|Just When I Thought that I Understood Selvages…..|
For a long time, when weaving basket weave on four shafts, I use two shafts for the basket weave and I leave two shafts for the plain weave, so I don’t have to use floating selvages.
Below is the drawdown followed by the fabric. As for the floating selvages, the plain weave edges must be tensioned separately because the take-up is different.
I carried that idea to my work when I started using more shafts, if the design would allow it. Below is a shawl with a 38-shaft plaited twill that uses two shafts for the plain weave selvage.

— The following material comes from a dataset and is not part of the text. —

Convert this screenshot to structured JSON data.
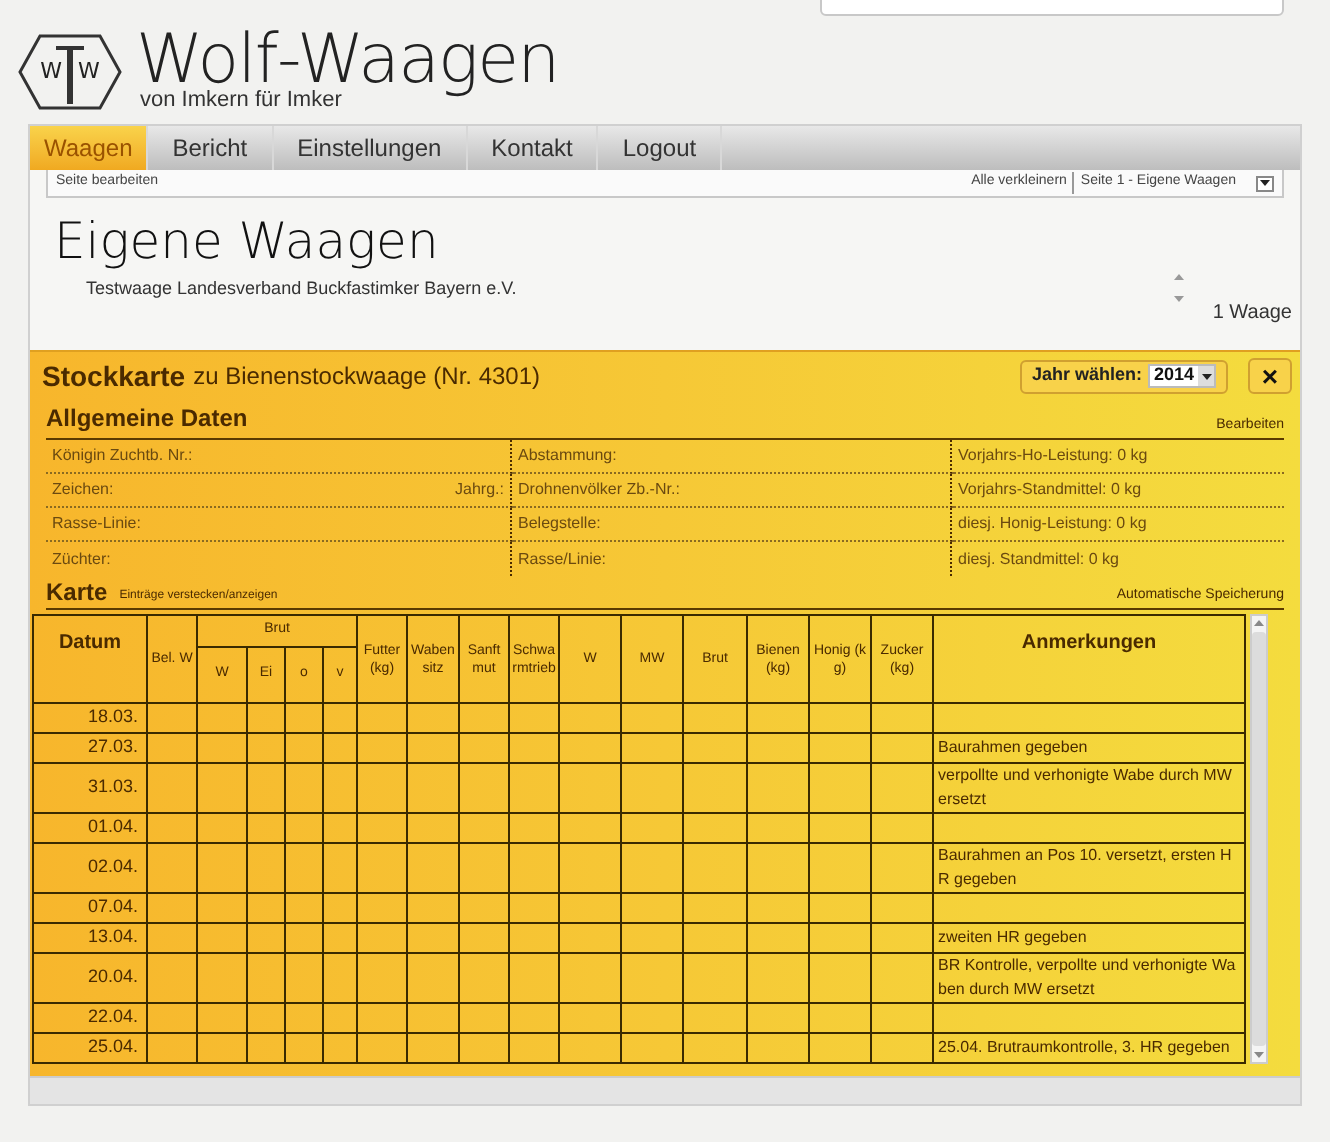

More recently I noted that on twills some weavers used basketweave on the selvages rather than plain weave. Regretfully I forgotten where I saw it (a past Convergence®, maybe, where all the events blend together and are blurred?) It makes sense since basket weave has the floats lacking in plain weave. I promised myself that I would try it next time I had a chance.
When I designed an advancing points twill on my 40-shaft AVL, I used 38 shafts for the pattern and 2 for the basket weave. The treadling repeat was 222 steps, so to keep things simpler, I decided to weave half a basket, one pick over two warp threads, with the next pick over the other two warp threads.
The results shown here were not stellar. Perhaps a true basket weave treadling would have been better. Or since there is so much plain weave in the background of the motif, plain weave edges would have worked just fine.
At the usual viewing distance, the edges of the scarf don’t look too bad, and I will certainly wear the scarf. I love the way the motif goes off the fabric on one side only to pick up on the other side.
The scarf is actually a sample. When sampling I like to have at least two repeats of the threading and of the treadling. With a beat of 24 epi, two treadling repeats of the motif weave 18 – 20”. I figured I may as well make a scarf!